Of course, that would increase the cost of care at teaching hospitals because they would be spending more resources on the ill; and not get the cost savings and increased income from providing care to the relatively well. It would also enrich the experience of the trainees at the cost of additional experience for the community hospital, over time, lowering the ability of community hospitals to care for even those at a lower risk. As you already knew, it is complicated.
Teaching hospitals provide essential functions in caring for higher-risk patients and in providing adequate experience for physicians; after all, it is on the job training. Those two qualities alone make teaching hospitals worthwhile. Why they continue to feel they have to make a case for their cost, use of resources or value remains a puzzle. Perhaps it has to do with those accountants who would look at the expense of a 1% improvement in mortality?
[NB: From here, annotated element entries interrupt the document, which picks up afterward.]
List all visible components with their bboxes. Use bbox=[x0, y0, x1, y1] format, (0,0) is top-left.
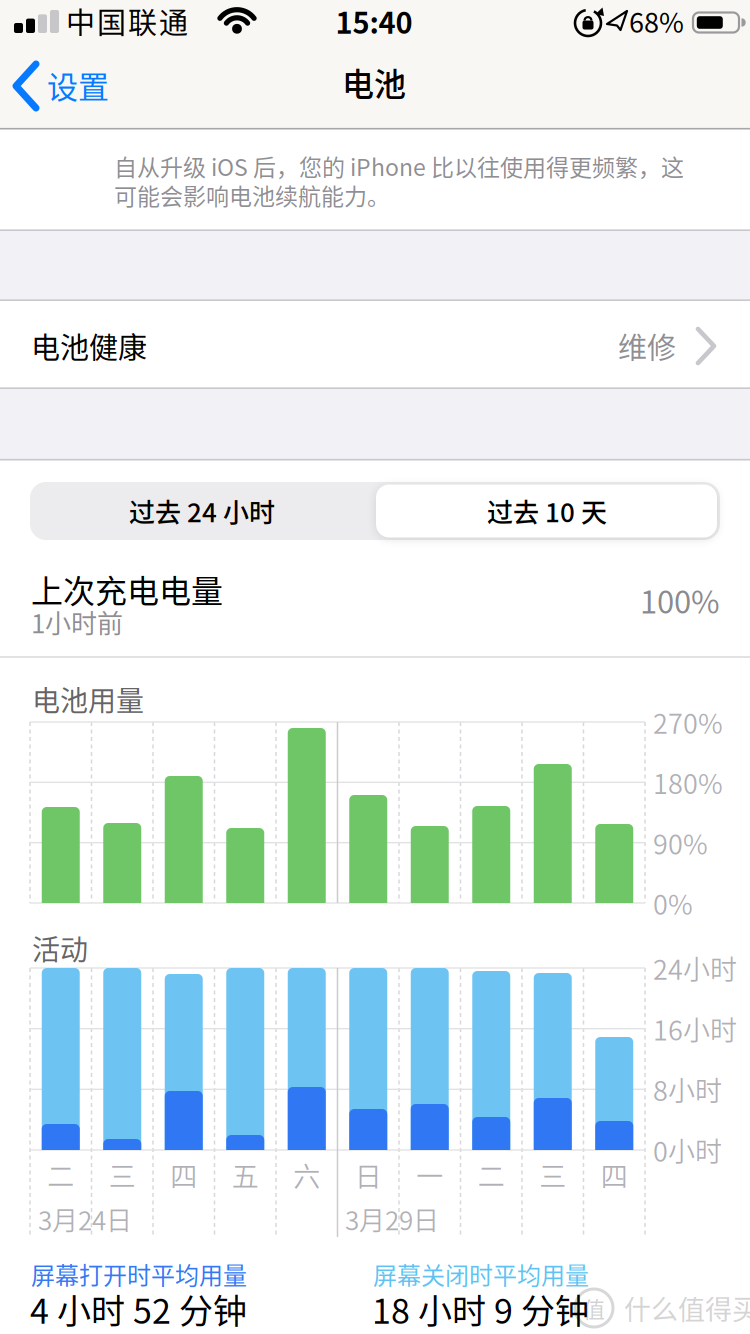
staticText: 8小时 bbox=[653, 1070, 722, 1109]
staticText: 二 bbox=[47, 1156, 74, 1195]
staticText: 18 小时 9 分钟 bbox=[372, 1284, 589, 1334]
staticText: 68% bbox=[629, 2, 684, 41]
staticText: 24小时 bbox=[653, 948, 737, 988]
staticText: 四 bbox=[601, 1156, 628, 1195]
staticText: 屏幕打开时平均用量 bbox=[31, 1257, 247, 1291]
staticText: 什么值得买 bbox=[624, 1288, 750, 1328]
staticText: 一 bbox=[416, 1156, 443, 1195]
staticText: 值 bbox=[583, 1292, 605, 1324]
staticText: 维修 bbox=[618, 325, 676, 367]
staticText: 可能会影响电池续航能力。 bbox=[114, 178, 390, 212]
staticText: 自从升级 iOS 后，您的 iPhone 比以往使用得更频繁，这 bbox=[114, 149, 684, 183]
staticText: 四 bbox=[170, 1156, 197, 1195]
staticText: 0% bbox=[653, 884, 693, 923]
staticText: 屏幕关闭时平均用量 bbox=[373, 1257, 589, 1291]
staticText: 三 bbox=[539, 1156, 566, 1195]
staticText: 设置 bbox=[47, 63, 109, 108]
staticText: 三 bbox=[109, 1156, 136, 1195]
staticText: 3月29日 bbox=[345, 1200, 439, 1238]
staticText: 15:40 bbox=[336, 0, 412, 42]
staticText: 0小时 bbox=[653, 1130, 722, 1170]
staticText: 日 bbox=[355, 1156, 382, 1195]
staticText: 270% bbox=[653, 702, 723, 742]
staticText: 二 bbox=[478, 1156, 505, 1195]
staticText: 六 bbox=[293, 1156, 320, 1195]
staticText: 电池 bbox=[342, 59, 406, 105]
staticText: 五 bbox=[232, 1156, 259, 1195]
staticText: 3月24日 bbox=[38, 1200, 132, 1238]
staticText: 180% bbox=[653, 763, 723, 802]
staticText: 4 小时 52 分钟 bbox=[30, 1284, 247, 1334]
staticText: 16小时 bbox=[653, 1009, 737, 1048]
staticText: 电池健康 bbox=[31, 325, 147, 367]
staticText: 90% bbox=[653, 823, 708, 862]
staticText: 活动 bbox=[32, 928, 88, 968]
staticText: 1小时前 bbox=[31, 603, 123, 641]
staticText: 电池用量 bbox=[32, 679, 144, 719]
staticText: 中 国 联 通 bbox=[66, 0, 188, 42]
staticText: 上次充电电量 bbox=[31, 566, 223, 612]
staticText: 100% bbox=[640, 578, 720, 622]
staticText: 过去 10 天 bbox=[487, 492, 607, 530]
staticText: 过去 24 小时 bbox=[129, 492, 275, 530]
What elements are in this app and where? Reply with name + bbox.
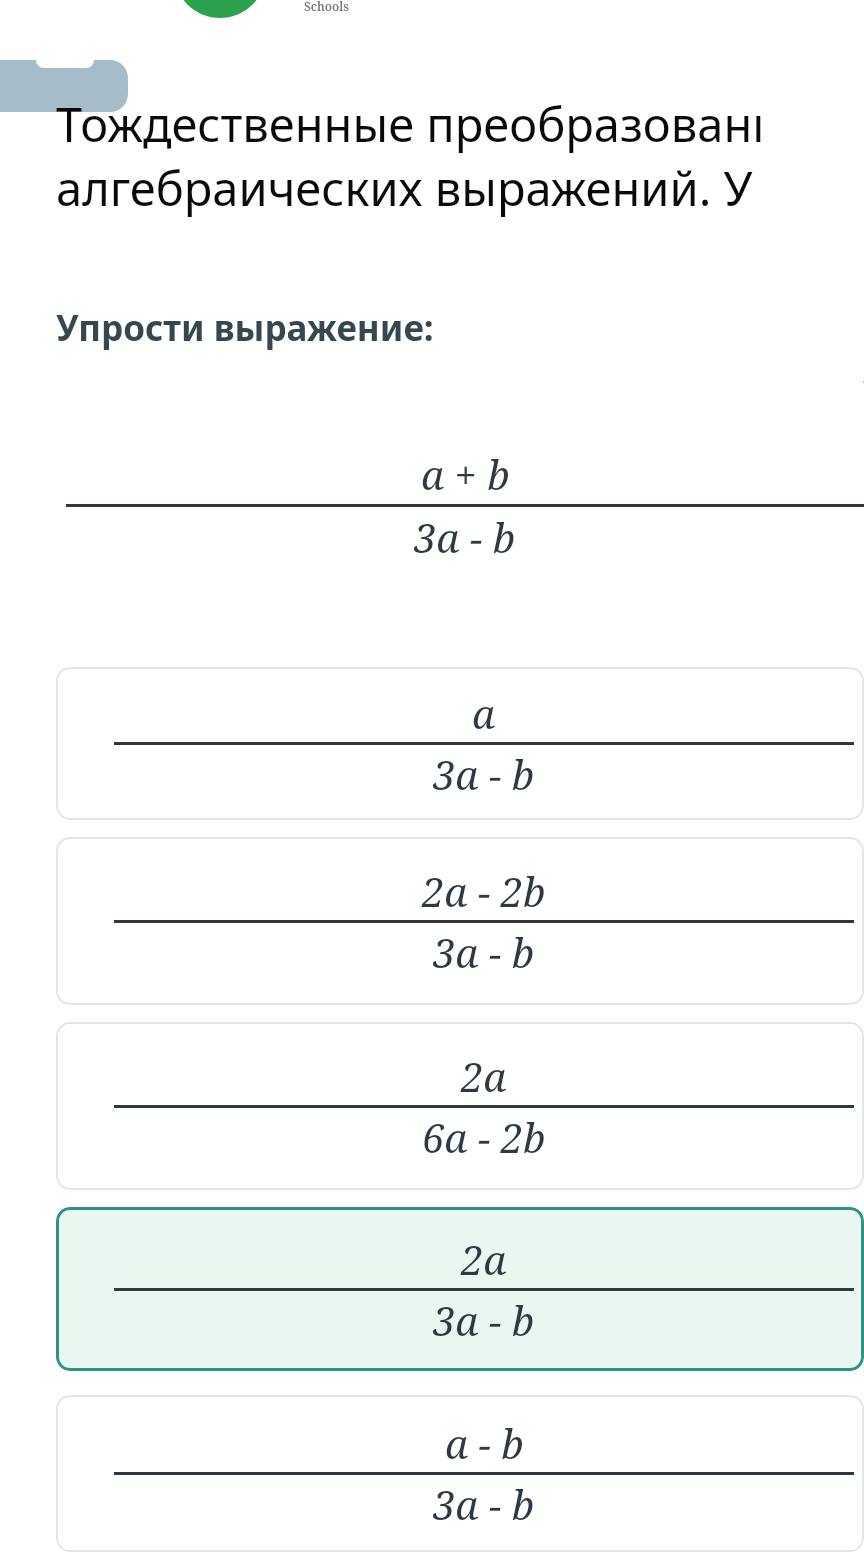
staticText: 6a − 2b (422, 1110, 546, 1164)
staticText: 3a − b (433, 747, 535, 801)
staticText: a (472, 686, 496, 740)
staticText: 2a (461, 1232, 507, 1286)
staticText: 2a (461, 1049, 507, 1103)
button[interactable]: a − b (56, 1395, 864, 1552)
staticText: 3a − b (433, 1477, 535, 1531)
staticText: 3a − b (433, 1293, 535, 1347)
staticText: алгебраических выражений. У (56, 156, 753, 220)
button[interactable]: 2a (56, 1207, 864, 1371)
staticText: a + b (421, 447, 510, 501)
staticText: 3a − b (414, 510, 516, 564)
button[interactable]: a (56, 667, 864, 820)
staticText: Тождественные преобразованı (56, 92, 765, 156)
button[interactable]: 2a (56, 1022, 864, 1190)
staticText: a − b (445, 1416, 524, 1470)
staticText: Schools (304, 0, 349, 14)
button[interactable]: 2a − 2b (56, 837, 864, 1005)
staticText: 3a − b (433, 925, 535, 979)
staticText: Упрости выражение: (56, 304, 434, 352)
staticText: 2a − 2b (422, 864, 546, 918)
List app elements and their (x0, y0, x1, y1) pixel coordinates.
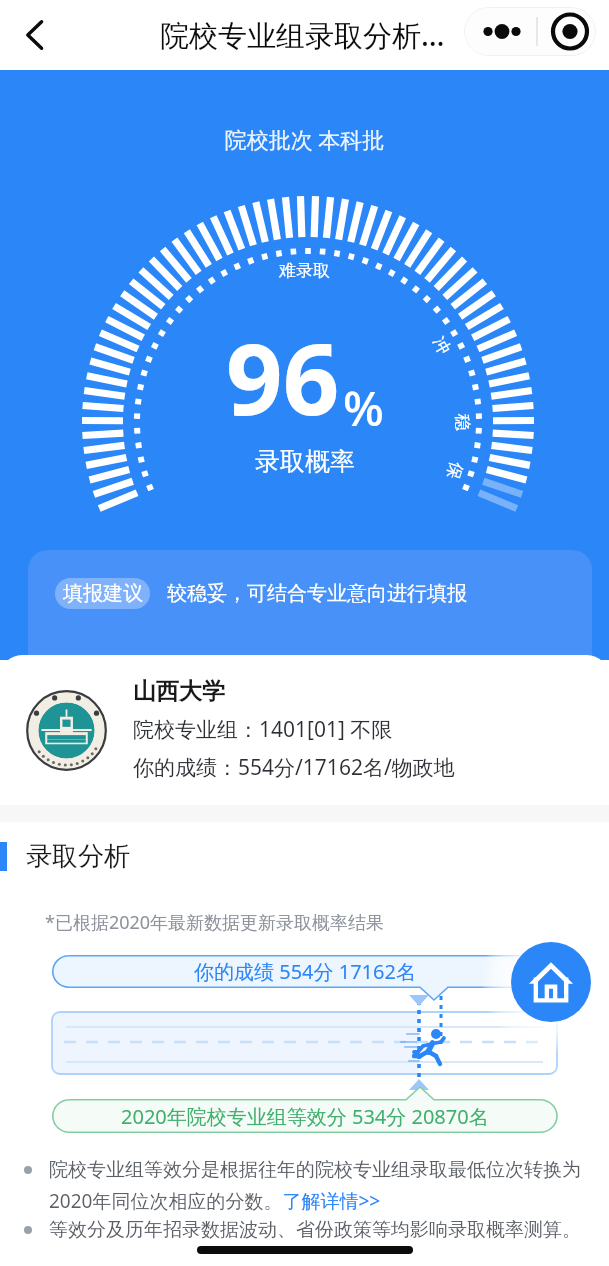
staticText: 冲 (428, 333, 455, 358)
staticText: 录取概率 (255, 446, 355, 477)
staticText: 填报建议 (63, 581, 143, 606)
staticText: 等效分及历年招录数据波动、省份政策等均影响录取概率测算。 (49, 1218, 581, 1242)
button[interactable]: 填报建议 (28, 550, 592, 660)
staticText: 96 (226, 309, 340, 444)
staticText: 难录取 (279, 260, 330, 281)
staticText: 院校专业组：1401[01] 不限 (133, 715, 393, 744)
staticText: 院校专业组等效分是根据往年的院校专业组录取最低位次转换为2020年同位次相应的分… (49, 1158, 581, 1213)
staticText: 院校批次 本科批 (0, 124, 609, 154)
staticText: 院校专业组录取分析… (160, 15, 445, 55)
staticText: 稳 (452, 414, 473, 431)
staticText: 山西大学 (133, 677, 225, 706)
staticText: 你的成绩：554分/17162名/物政地 (133, 753, 455, 782)
staticText: 你的成绩 554分 17162名 (194, 958, 416, 985)
staticText: 保 (442, 459, 467, 482)
button[interactable]: Back (9, 9, 61, 61)
staticText: 较稳妥，可结合专业意向进行填报 (167, 581, 467, 606)
staticText: 录取分析 (26, 840, 130, 873)
button[interactable]: 山西大学 (0, 655, 609, 805)
staticText: % (343, 375, 384, 440)
button[interactable]: Home (511, 942, 591, 1022)
staticText: *已根据2020年最新数据更新录取概率结果 (45, 910, 385, 935)
button[interactable]: More options (464, 7, 596, 56)
staticText: 2020年院校专业组等效分 534分 20870名 (121, 1103, 489, 1130)
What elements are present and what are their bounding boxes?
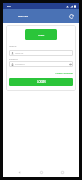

[1] Many community hospitals have training programs in conjunction with a nearby medical school and its primary teaching hospital. They get the benefit of the halo of the medical school and a bump on their reimbursement from Medicare for providing physician training. The low ratio of the number of trainees or residents to hospital bed size separates these “pretenders” from the teaching hospitals being considered.
[2] Disproportionate share hospitals provide care to a disproportionate number of low-income individuals who pay nothing for their care.